I just wanted to see if you agree or if you disagree. Apparently you agree.. at that, I am a bit surprised!
 
BirdJaguar, a tool can only do what it was designed to do.. unless you're MacGyver.

That was my entire initial point when I responded to you, though: everything that we know to be true about the 'how' of the Universe was derived through science & logical deduction.

I just wanted to see if you agree or if you disagree. Apparently you agree.. at that, I am a bit surprised!
For the most part I accept what science has shown to be accurate. Science is a great tool when used appropriately.
 
How can you package something that has nothing tangible? Except to make poetry? I mean that's nice but what question is it going to answer except one that speaks to a soul that may or may not exist? :p It's useless, isn't it, you could spend hours discussing what is beyond the empirical, and have a lot of fun, but at the end of the day who's going to benefit in the real world, except some incorrigible poets. That's not to say that's a bad thing it just is something to muse over whilst the reality of the world gets things done, a sort of baggage that opens the mind but not the tool box. And don't get me wrong it's not like scientists don't wax lyrical or poetic or even muse, but it serves no practical purpose other than to open their minds, rather than their practical work.
You grasp it pretty well. Rumi has tried to capture the intangible, the unquantifiable, the unmeasureable. For some it may be useless and a waste of time. Does the a view of the world that Rumi presents have any value? It may not make your car use less gasoline, but some people do find it of value. You doubt the existence of souls or non tangible existence, so there is no reason for you to see value in such thniking beyond idle amusement.

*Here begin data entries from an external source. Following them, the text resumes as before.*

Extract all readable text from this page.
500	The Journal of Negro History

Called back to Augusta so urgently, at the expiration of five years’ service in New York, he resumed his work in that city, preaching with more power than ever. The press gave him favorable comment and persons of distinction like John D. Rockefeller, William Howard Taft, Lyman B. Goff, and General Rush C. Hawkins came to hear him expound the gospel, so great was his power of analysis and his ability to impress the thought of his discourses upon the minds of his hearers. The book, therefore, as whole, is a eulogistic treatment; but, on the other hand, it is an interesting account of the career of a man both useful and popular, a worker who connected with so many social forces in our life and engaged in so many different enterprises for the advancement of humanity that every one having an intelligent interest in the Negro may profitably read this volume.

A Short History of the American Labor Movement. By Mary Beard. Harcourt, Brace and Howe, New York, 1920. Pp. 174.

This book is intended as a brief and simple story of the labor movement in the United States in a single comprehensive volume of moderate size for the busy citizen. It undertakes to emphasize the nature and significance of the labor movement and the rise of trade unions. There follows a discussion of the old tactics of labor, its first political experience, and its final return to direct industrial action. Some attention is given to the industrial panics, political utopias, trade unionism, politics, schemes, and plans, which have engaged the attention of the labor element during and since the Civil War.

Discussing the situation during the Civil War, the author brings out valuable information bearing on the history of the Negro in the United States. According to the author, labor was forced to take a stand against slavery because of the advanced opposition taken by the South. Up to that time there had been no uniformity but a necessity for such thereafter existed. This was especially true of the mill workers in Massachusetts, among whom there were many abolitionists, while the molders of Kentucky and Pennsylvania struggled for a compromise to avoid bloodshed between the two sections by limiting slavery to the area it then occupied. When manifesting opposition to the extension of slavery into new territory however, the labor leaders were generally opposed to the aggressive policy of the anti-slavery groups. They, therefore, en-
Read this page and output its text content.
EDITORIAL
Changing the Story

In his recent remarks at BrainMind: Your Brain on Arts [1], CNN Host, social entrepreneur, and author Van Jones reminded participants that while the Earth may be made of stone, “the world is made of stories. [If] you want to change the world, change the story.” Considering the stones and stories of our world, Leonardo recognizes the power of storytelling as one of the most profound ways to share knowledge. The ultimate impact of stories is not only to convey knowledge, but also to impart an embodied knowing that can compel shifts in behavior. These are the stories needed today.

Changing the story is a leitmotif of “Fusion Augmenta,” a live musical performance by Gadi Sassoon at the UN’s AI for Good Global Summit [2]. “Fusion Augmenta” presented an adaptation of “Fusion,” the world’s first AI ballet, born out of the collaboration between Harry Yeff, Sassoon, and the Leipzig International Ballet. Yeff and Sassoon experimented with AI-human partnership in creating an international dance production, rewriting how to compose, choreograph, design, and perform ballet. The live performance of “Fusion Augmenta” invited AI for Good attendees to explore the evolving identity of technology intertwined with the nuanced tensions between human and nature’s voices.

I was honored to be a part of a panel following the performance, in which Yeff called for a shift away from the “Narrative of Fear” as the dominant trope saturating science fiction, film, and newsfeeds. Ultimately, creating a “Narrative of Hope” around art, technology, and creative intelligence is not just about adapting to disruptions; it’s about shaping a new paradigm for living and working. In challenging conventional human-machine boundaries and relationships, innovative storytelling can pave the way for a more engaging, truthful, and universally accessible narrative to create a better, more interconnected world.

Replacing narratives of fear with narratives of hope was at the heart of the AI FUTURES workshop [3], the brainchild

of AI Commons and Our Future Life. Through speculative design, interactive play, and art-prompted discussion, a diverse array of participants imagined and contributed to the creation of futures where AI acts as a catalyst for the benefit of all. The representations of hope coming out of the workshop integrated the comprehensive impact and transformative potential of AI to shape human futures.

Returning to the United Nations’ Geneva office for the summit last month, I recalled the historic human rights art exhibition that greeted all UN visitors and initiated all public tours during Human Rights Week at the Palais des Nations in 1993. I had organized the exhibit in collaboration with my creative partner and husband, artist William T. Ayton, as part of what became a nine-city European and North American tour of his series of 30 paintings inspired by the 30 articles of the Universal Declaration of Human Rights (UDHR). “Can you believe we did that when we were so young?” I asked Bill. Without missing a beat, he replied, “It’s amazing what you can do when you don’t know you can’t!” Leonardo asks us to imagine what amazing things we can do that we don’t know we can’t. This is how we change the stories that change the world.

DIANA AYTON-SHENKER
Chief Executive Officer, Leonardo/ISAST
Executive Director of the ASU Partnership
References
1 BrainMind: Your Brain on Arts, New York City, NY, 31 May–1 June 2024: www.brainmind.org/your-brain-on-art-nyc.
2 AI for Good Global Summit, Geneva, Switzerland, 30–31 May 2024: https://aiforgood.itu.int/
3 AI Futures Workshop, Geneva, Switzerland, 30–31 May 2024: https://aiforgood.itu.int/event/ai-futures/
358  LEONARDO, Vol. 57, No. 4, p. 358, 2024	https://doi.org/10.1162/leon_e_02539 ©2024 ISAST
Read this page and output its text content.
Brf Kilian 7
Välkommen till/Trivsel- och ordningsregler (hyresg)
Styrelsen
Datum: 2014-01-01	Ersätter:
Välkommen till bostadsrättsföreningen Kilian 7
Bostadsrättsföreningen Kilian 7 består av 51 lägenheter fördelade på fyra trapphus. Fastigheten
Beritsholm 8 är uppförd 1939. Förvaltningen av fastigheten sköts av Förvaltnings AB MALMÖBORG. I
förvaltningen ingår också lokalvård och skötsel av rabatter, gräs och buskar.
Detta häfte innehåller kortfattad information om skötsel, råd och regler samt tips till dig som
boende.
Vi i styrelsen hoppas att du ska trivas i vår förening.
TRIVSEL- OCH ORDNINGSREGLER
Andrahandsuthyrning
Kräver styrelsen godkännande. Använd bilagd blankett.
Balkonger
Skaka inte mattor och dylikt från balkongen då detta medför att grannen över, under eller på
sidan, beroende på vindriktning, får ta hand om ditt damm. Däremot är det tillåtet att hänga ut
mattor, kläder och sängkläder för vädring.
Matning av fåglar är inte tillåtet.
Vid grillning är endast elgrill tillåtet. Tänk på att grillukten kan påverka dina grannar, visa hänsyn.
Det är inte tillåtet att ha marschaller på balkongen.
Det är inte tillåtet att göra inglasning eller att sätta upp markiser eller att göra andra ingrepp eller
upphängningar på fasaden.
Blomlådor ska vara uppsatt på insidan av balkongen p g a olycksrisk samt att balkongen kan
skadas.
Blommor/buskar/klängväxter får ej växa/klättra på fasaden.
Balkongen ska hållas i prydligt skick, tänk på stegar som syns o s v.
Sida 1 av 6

I mean in the past when science was philosophy it was a hell of a lot more valuable to muse, but now it's something you read, digest and then discard, unless it actually has any use to you in practical terms. Hell use it to think and to think beyond tragically usual thought, but to think about the physical, well it becomes a tool that is better left in the other box most often. It has some use, if not a lot of use to some. But it does not explain the world. It cannot gift science with anything tangible. It's like a second skill that opens the mind, as philosophy doesn't explain the reality it only broadens the mind, might as well use it as a sort of secondary tool.
If practical application is your goal, then you will find little of interest in mysticism and should probably stay away from it. The experiencees that lead people to believe in existence byeond the universe are not intellectual ones and cannot be understood through a rational approach. For some mystical experiences do translate into everyday use and are very practical. Ask any christian here whether or not accepting Jesus as lord and savior has affected their behavior.